Nina Vesseron, Louis Bethune, Marco Cuturi

Advances in Neural Information Processing Systems 38 (NeurIPS 2025) Main Conference Track

The canonical approach in generative modeling is to split model fitting into two blocks: define first how to sample noise (e.g. Gaussian) and choose next what to do with it (e.g. using a single map or flows). We explore in this work an alternative route that ties sampling and mapping. We find inspiration in moment measures, a result that states that for any measure $\rho$, there exists a unique convex potential $u$ such that $\rho=\nabla u \sharp e^{-u}$. While this does seem to tie effectively sampling (from log-concave distribution $e^{-u}$) and action (pushing particles through $\nabla u$), we observe on simple examples (e.g., Gaussians or 1D distributions) that this choice is ill-suited for practical tasks. We study an alternative factorization, where $\rho$ is factorized as $\nabla w^* \sharp e^{-w}$, where $w^\ast$ is the convex conjugate of a convex potential $w$. We call this approach conjugate moment measures, and show far more intuitive results on these examples.

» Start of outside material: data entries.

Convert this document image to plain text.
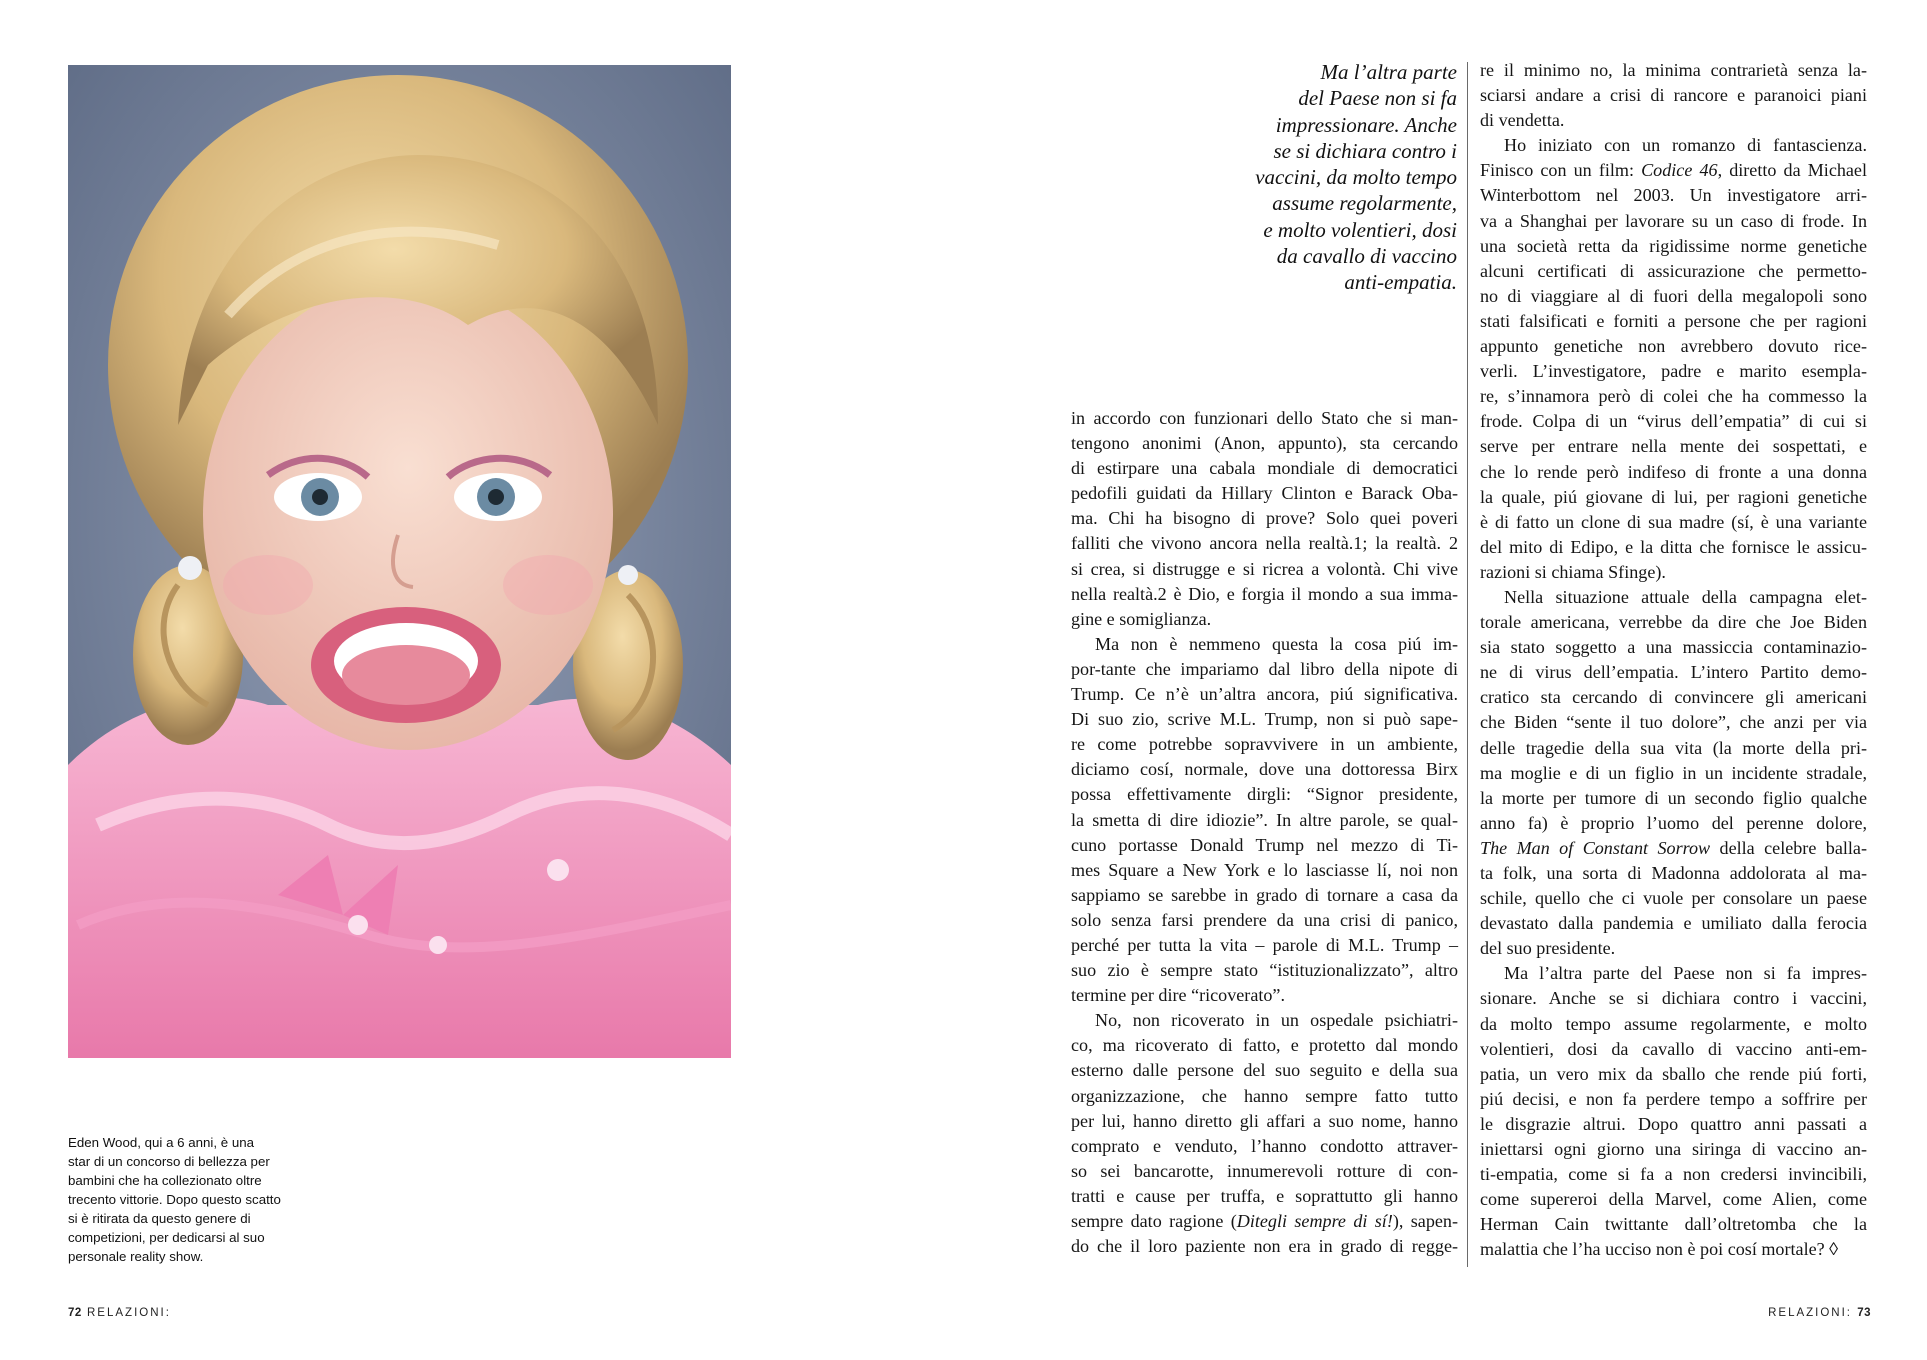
Eden Wood, qui a 6 anni, è una
star di un concorso di bellezza per
bambini che ha collezionato oltre
trecento vittorie. Dopo questo scatto
si è ritirata da questo genere di
competizioni, per dedicarsi al suo
personale reality show.
72 RELAZIONI:	RELAZIONI: 73
Ma l’altra parte
del Paese non si fa
impressionare. Anche
se si dichiara contro i
vaccini, da molto tempo
assume regolarmente,
e molto volentieri, dosi
da cavallo di vaccino
anti-empatia.
in accordo con funzionari dello Stato che si man-
tengono anonimi (Anon, appunto), sta cercando
di estirpare una cabala mondiale di democratici
pedofili guidati da Hillary Clinton e Barack Oba-
ma. Chi ha bisogno di prove? Solo quei poveri
falliti che vivono ancora nella realtà.1; la realtà. 2
si crea, si distrugge e si ricrea a volontà. Chi vive
nella realtà.2 è Dio, e forgia il mondo a sua imma-
gine e somiglianza.
Ma non è nemmeno questa la cosa piú im-
por-tante che impariamo dal libro della nipote di
Trump. Ce n’è un’altra ancora, piú significativa.
Di suo zio, scrive M.L. Trump, non si può sape-
re come potrebbe sopravvivere in un ambiente,
diciamo cosí, normale, dove una dottoressa Birx
possa effettivamente dirgli: “Signor presidente,
la smetta di dire idiozie”. In altre parole, se qual-
cuno portasse Donald Trump nel mezzo di Ti-
mes Square a New York e lo lasciasse lí, noi non
sappiamo se sarebbe in grado di tornare a casa da
solo senza farsi prendere da una crisi di panico,
perché per tutta la vita – parole di M.L. Trump –
suo zio è sempre stato “istituzionalizzato”, altro
termine per dire “ricoverato”.
No, non ricoverato in un ospedale psichiatri-
co, ma ricoverato di fatto, e protetto dal mondo
esterno dalle persone del suo seguito e della sua
organizzazione, che hanno sempre fatto tutto
per lui, hanno diretto gli affari a suo nome, hanno
comprato e venduto, l’hanno condotto attraver-
so sei bancarotte, innumerevoli rotture di con-
tratti e cause per truffa, e soprattutto gli hanno
sempre dato ragione (Ditegli sempre di sí!), sapen-
do che il loro paziente non era in grado di regge-
re il minimo no, la minima contrarietà senza la-
sciarsi andare a crisi di rancore e paranoici piani
di vendetta.
Ho iniziato con un romanzo di fantascienza.
Finisco con un film: Codice 46, diretto da Michael
Winterbottom nel 2003. Un investigatore arri-
va a Shanghai per lavorare su un caso di frode. In
una società retta da rigidissime norme genetiche
alcuni certificati di assicurazione che permetto-
no di viaggiare al di fuori della megalopoli sono
stati falsificati e forniti a persone che per ragioni
appunto genetiche non avrebbero dovuto rice-
verli. L’investigatore, padre e marito esempla-
re, s’innamora però di colei che ha commesso la
frode. Colpa di un “virus dell’empatia” di cui si
serve per entrare nella mente dei sospettati, e
che lo rende però indifeso di fronte a una donna
la quale, piú giovane di lui, per ragioni genetiche
è di fatto un clone di sua madre (sí, è una variante
del mito di Edipo, e la ditta che fornisce le assicu-
razioni si chiama Sfinge).
Nella situazione attuale della campagna elet-
torale americana, verrebbe da dire che Joe Biden
sia stato soggetto a una massiccia contaminazio-
ne di virus dell’empatia. L’intero Partito demo-
cratico sta cercando di convincere gli americani
che Biden “sente il tuo dolore”, che anzi per via
delle tragedie della sua vita (la morte della pri-
ma moglie e di un figlio in un incidente stradale,
la morte per tumore di un secondo figlio qualche
anno fa) è proprio l’uomo del perenne dolore,
The Man of Constant Sorrow della celebre balla-
ta folk, una sorta di Madonna addolorata al ma-
schile, quello che ci vuole per consolare un paese
devastato dalla pandemia e umiliato dalla ferocia
del suo presidente.
Ma l’altra parte del Paese non si fa impres-
sionare. Anche se si dichiara contro i vaccini,
da molto tempo assume regolarmente, e molto
volentieri, dosi da cavallo di vaccino anti-em-
patia, un vero mix da sballo che rende piú forti,
piú decisi, e non fa perdere tempo a soffrire per
le disgrazie altrui. Dopo quattro anni passati a
iniettarsi ogni giorno una siringa di vaccino an-
ti-empatia, come si fa a non credersi invincibili,
come supereroi della Marvel, come Alien, come
Herman Cain twittante dall’oltretomba che la
malattia che l’ha ucciso non è poi cosí mortale? ◊
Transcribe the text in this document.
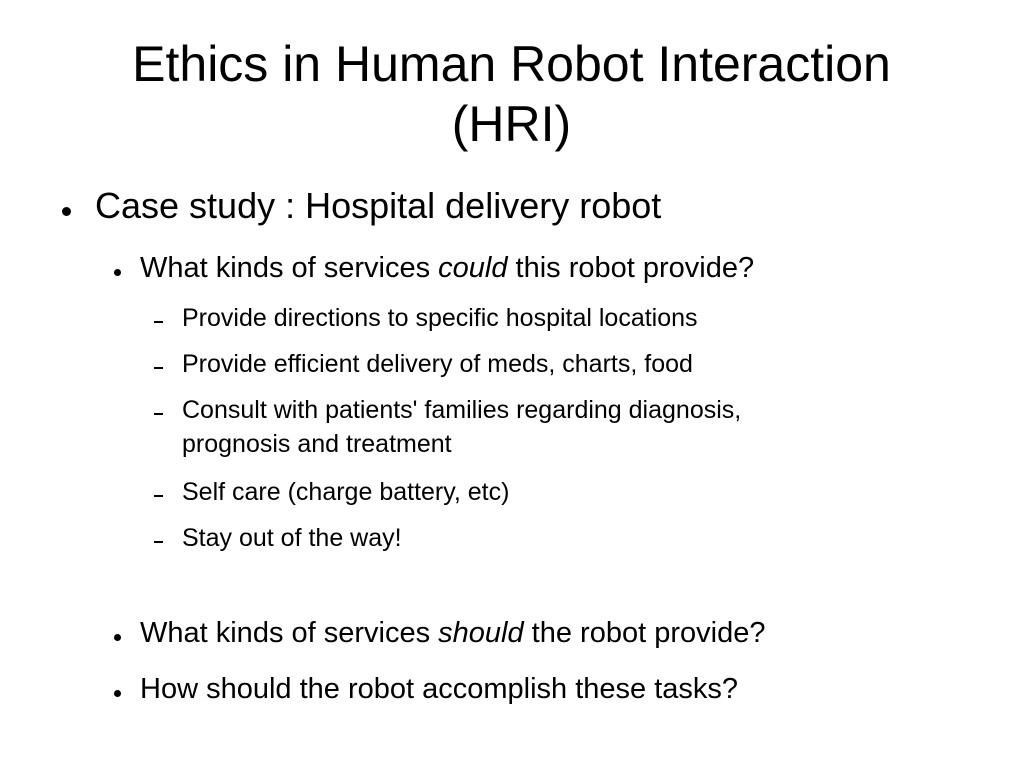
Ethics in Human Robot Interaction
(HRI)
Case study : Hospital delivery robot
What kinds of services could this robot provide?
Provide directions to specific hospital locations
Provide efficient delivery of meds, charts, food
Consult with patients' families regarding diagnosis,
prognosis and treatment
Self care (charge battery, etc)
Stay out of the way!
What kinds of services should the robot provide?
How should the robot accomplish these tasks?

Because $\nabla w^*$ is the Monge map between the log-concave distribution $e^{-w}$ and $\rho$, we rely on optimal transport solvers to propose an algorithm to recover $w$ from samples of $\rho$, and parameterize $w$ as an input-convex neural network. We also address the common sampling scenario in which the density of $\rho$ is known only up to a normalizing constant, and propose an algorithm to learn $w$ in this setting.